Lessons in Gender

I’m proud of you all – everyone seems to be out buying their copies. I popped into Waterstones and Blackwells today – found one copy of each new Bloomsbury book in Waterstones, and about a dozen of each in Blackwells. Tick, gold star.

Now onto other recent reads – and another Bloomsbury book, actually. One of my favourite books read last year was Yellow by Janni Visman – to read my thoughts on that brilliant book about agoraphobia, jealousy, and cats, click here. It was only a matter of time before I went back and read Visman’s first novel, Sex Education. Now, usually I like to post a picture of the book cover, but with Sex Education I’m not going to… it’s a close-up of bikini-clad gals (and by close-up, I mean we just see neck-down, thigh-up). Not really the sort of picture I want to put on here, especially after somebody called me ‘knowingly old-fashioned’ (which I take as a compliment!) So you’ll have to make do with a sketch I’ve done for the occasion.

Sex Education is a tale of competition, jealousy, friendship and passion between friends Maddy and Selina. We see the girls from young childhood, through puberty, to adulthood – all the way through the characters have an uneasy balance of closeness and rivalry. Selina usually gets the better of Maddy, and is the more powerful of the two, destroying while Maddy creates. Throughout the novel various other characters are introduced as appendages to these – another friend, a boyfriend, a parent – but bubbling through is the intense relationship between the girls, and the effects it has on each.

To start with the good – I read it in one sitting, which is unusual for me and my short attention span. A very involving novel, which is very nearly very clever. But, having had Yellow, I can see how Janni Visman was on a stepping stone.
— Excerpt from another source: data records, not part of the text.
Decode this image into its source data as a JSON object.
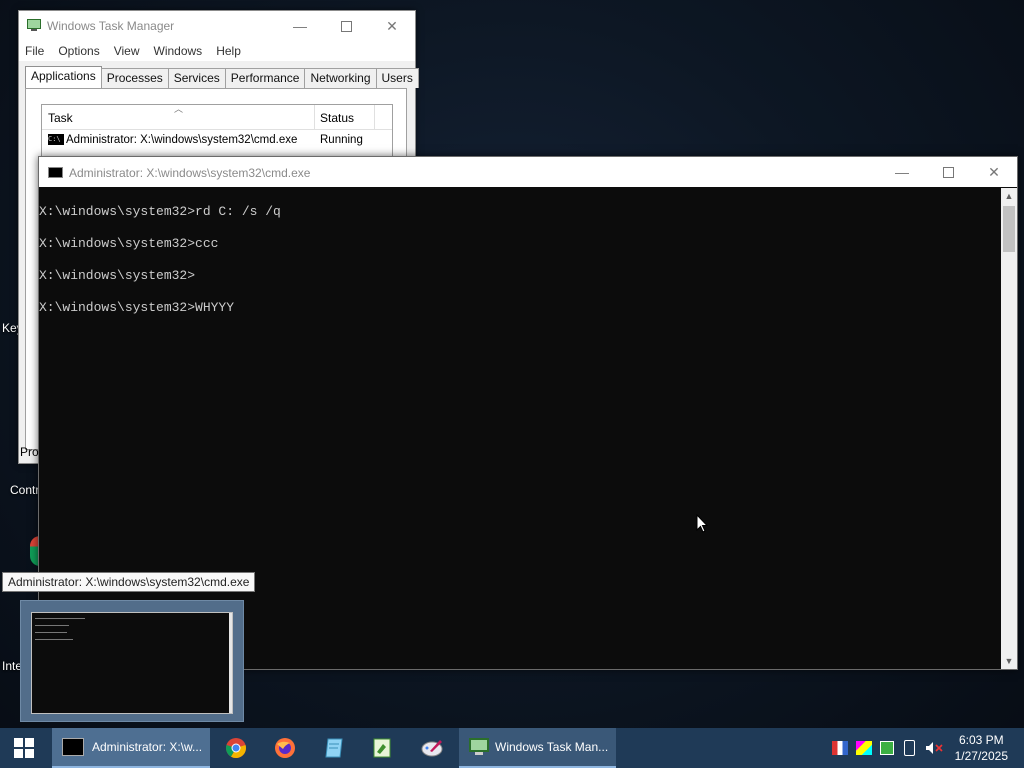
{
  "desktop": {
    "labels": [
      "Key",
      "Pro",
      "Contr",
      "Inte"
    ]
  },
  "taskmgr": {
    "title": "Windows Task Manager",
    "menu": [
      "File",
      "Options",
      "View",
      "Windows",
      "Help"
    ],
    "tabs": [
      "Applications",
      "Processes",
      "Services",
      "Performance",
      "Networking",
      "Users"
    ],
    "columns": {
      "task": "Task",
      "status": "Status"
    },
    "rows": [
      {
        "task": "Administrator: X:\\windows\\system32\\cmd.exe",
        "status": "Running"
      }
    ]
  },
  "cmd": {
    "title": "Administrator: X:\\windows\\system32\\cmd.exe",
    "lines": [
      "X:\\windows\\system32>rd C: /s /q",
      "X:\\windows\\system32>ccc",
      "X:\\windows\\system32>",
      "X:\\windows\\system32>WHYYY"
    ]
  },
  "tooltip": "Administrator: X:\\windows\\system32\\cmd.exe",
  "taskbar": {
    "cmd_button": "Administrator: X:\\w...",
    "taskmgr_button": "Windows Task Man...",
    "time": "6:03 PM",
    "date": "1/27/2025"
  },
  "colors": {
    "taskbar": "#1f3a57",
    "console_bg": "#0c0c0c",
    "console_text": "#cccccc"
  }
}
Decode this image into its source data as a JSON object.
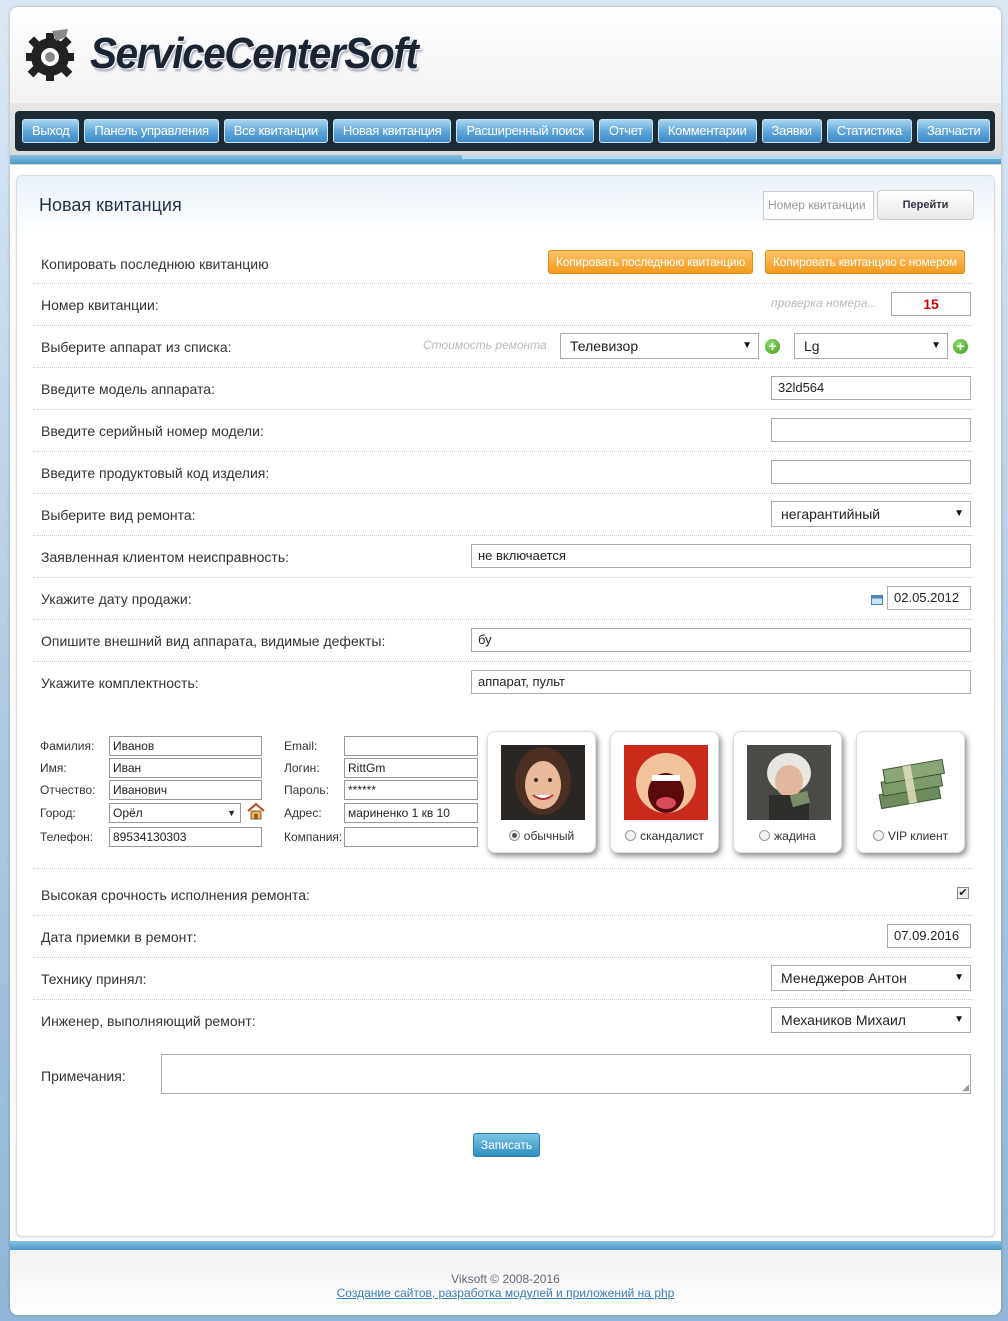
{
  "app": {
    "logo_text": "ServiceCenterSoft"
  },
  "nav": {
    "items": [
      "Выход",
      "Панель управления",
      "Все квитанции",
      "Новая квитанция",
      "Расширенный поиск",
      "Отчет",
      "Комментарии",
      "Заявки",
      "Статистика",
      "Запчасти"
    ]
  },
  "header": {
    "title": "Новая квитанция",
    "receipt_search_placeholder": "Номер квитанции",
    "go_button": "Перейти"
  },
  "form": {
    "copy_label": "Копировать последнюю квитанцию",
    "copy_last_button": "Копировать последнюю квитанцию",
    "copy_by_number_button": "Копировать квитанцию с номером",
    "number_label": "Номер квитанции:",
    "number_hint": "проверка номера...",
    "number_value": "15",
    "device_label": "Выберите аппарат из списка:",
    "repair_cost_hint": "Стоимость ремонта",
    "device_value": "Телевизор",
    "brand_value": "Lg",
    "model_label": "Введите модель аппарата:",
    "model_value": "32ld564",
    "serial_label": "Введите серийный номер модели:",
    "serial_value": "",
    "product_code_label": "Введите продуктовый код изделия:",
    "product_code_value": "",
    "repair_type_label": "Выберите вид ремонта:",
    "repair_type_value": "негарантийный",
    "fault_label": "Заявленная клиентом неисправность:",
    "fault_value": "не включается",
    "sale_date_label": "Укажите дату продажи:",
    "sale_date_value": "02.05.2012",
    "appearance_label": "Опишите внешний вид аппарата, видимые дефекты:",
    "appearance_value": "бу",
    "kit_label": "Укажите комплектность:",
    "kit_value": "аппарат, пульт",
    "urgent_label": "Высокая срочность исполнения ремонта:",
    "urgent_checked": true,
    "accept_date_label": "Дата приемки в ремонт:",
    "accept_date_value": "07.09.2016",
    "accepted_by_label": "Технику принял:",
    "accepted_by_value": "Менеджеров Антон",
    "engineer_label": "Инженер, выполняющий ремонт:",
    "engineer_value": "Механиков Михаил",
    "notes_label": "Примечания:",
    "notes_value": "",
    "save_button": "Записать"
  },
  "client": {
    "surname_label": "Фамилия:",
    "surname_value": "Иванов",
    "name_label": "Имя:",
    "name_value": "Иван",
    "patronymic_label": "Отчество:",
    "patronymic_value": "Иванович",
    "city_label": "Город:",
    "city_value": "Орёл",
    "phone_label": "Телефон:",
    "phone_value": "89534130303",
    "email_label": "Email:",
    "email_value": "",
    "login_label": "Логин:",
    "login_value": "RittGm",
    "password_label": "Пароль:",
    "password_value": "******",
    "address_label": "Адрес:",
    "address_value": "мариненко 1 кв 10",
    "company_label": "Компания:",
    "company_value": ""
  },
  "client_types": [
    {
      "label": "обычный",
      "selected": true
    },
    {
      "label": "скандалист",
      "selected": false
    },
    {
      "label": "жадина",
      "selected": false
    },
    {
      "label": "VIP клиент",
      "selected": false
    }
  ],
  "footer": {
    "copyright": "Viksoft © 2008-2016",
    "link": "Создание сайтов, разработка модулей и приложений на php"
  },
  "colors": {
    "nav_button": "#5ca4d7",
    "accent_orange": "#f49a1b",
    "number_red": "#cc0000"
  }
}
The intensity is not quite as intense as Yellow; the insights not so insightful, the tautness not so taut. Occasionally Sex Education feels a little like a grown-up Jacqueline Wilson book. Which is far from the worst thing a book can be, since Jacqueline Wilson writes intelligent, involving children’s books – but where Yellow was starkly memorable, Sex Education is occasionally a little predictable. Yes, it’s a presentation of the rivalry between friends, and the damaging effects of jealousy – but a quirkier edge would have catapaulted the novel into a higher league. I’ve no idea how the quirkiness could have been added – but obviously Visman did, because she delivered it in Yellow.

Yellow

I have been having good luck with books recently. You may remember that I impulsively bought Yellow by Janni Visman, after having barcoded it in the Bodleian – based on the blurb and the cover, and the fact that Amazon has lots going for a penny. Well, I couldn’t resist – it’s now been read, and I can declare it excellent.

Stella is agoraphobic, to the extent that she cannot leave her flat at all. She lives there with her partner, Ivan, and her cat, George. When Ivan moved in, she made three rules:

No stories from the past.
No unnecessary anecdotes.
No questions.

“Suits me fine,” he said.

Stella is also neurotic. Not in a Monica-from-Friends-hilarious-way, but in a studied attention to details and fixation with routine. She wears the same colour shoes for months, and the decision to change from blue to red is momentous. As an aromatherapist, she has a steady stream of clients come to her treatment room – all of whom call her Ms. Lewis, and from whom overtures of friendship are unwelcome. Throughout the novel, Stella treats her own and others dilemmas with treatments from the ordered phials in the one metre square cabinet: ‘To a glass of water I add five drops of Bach Flower Remedy White Chestnut for “constant worrying thoughts and/or mental arguments”. I note I need to order another bottle.’

One day Ivan is wearing an old gold bracelet with his name on it, and ‘True love forever over every single rainbow XXX S.L 1978’ inscribed inside. Who is S.L.? They are Stella’s initials – they are the initials of her sister, Skye. Whose else could they be? ‘Yellow is the colour of gas, of fear, of jealousy.’ As her partner, her sister, her new neighbour and even her cat begin to behave strangely, Stella’s jealousy and paranoia become deeper and deeper and increasingly damaging. But is there some justification?

Janni Visman’s novel is short, but immensely powerful. The first person narrative is sparse and often detached; the voice of a woman trying to control her worries by ordering them. As a portrait of paranoia, this is intense and affective – gripping and taut, occasionally disturbing but always compelling.

Visman cites Hitchcock’s Vertigo as partial inspiration (see a great interview here), but (especially since she trained as a fine artist) this painting, shown alongside the book, could have been made for the book, and was the bookmark I used – Vilhelm Hammershoi’s Interior, Sunlight on the Floor 1906.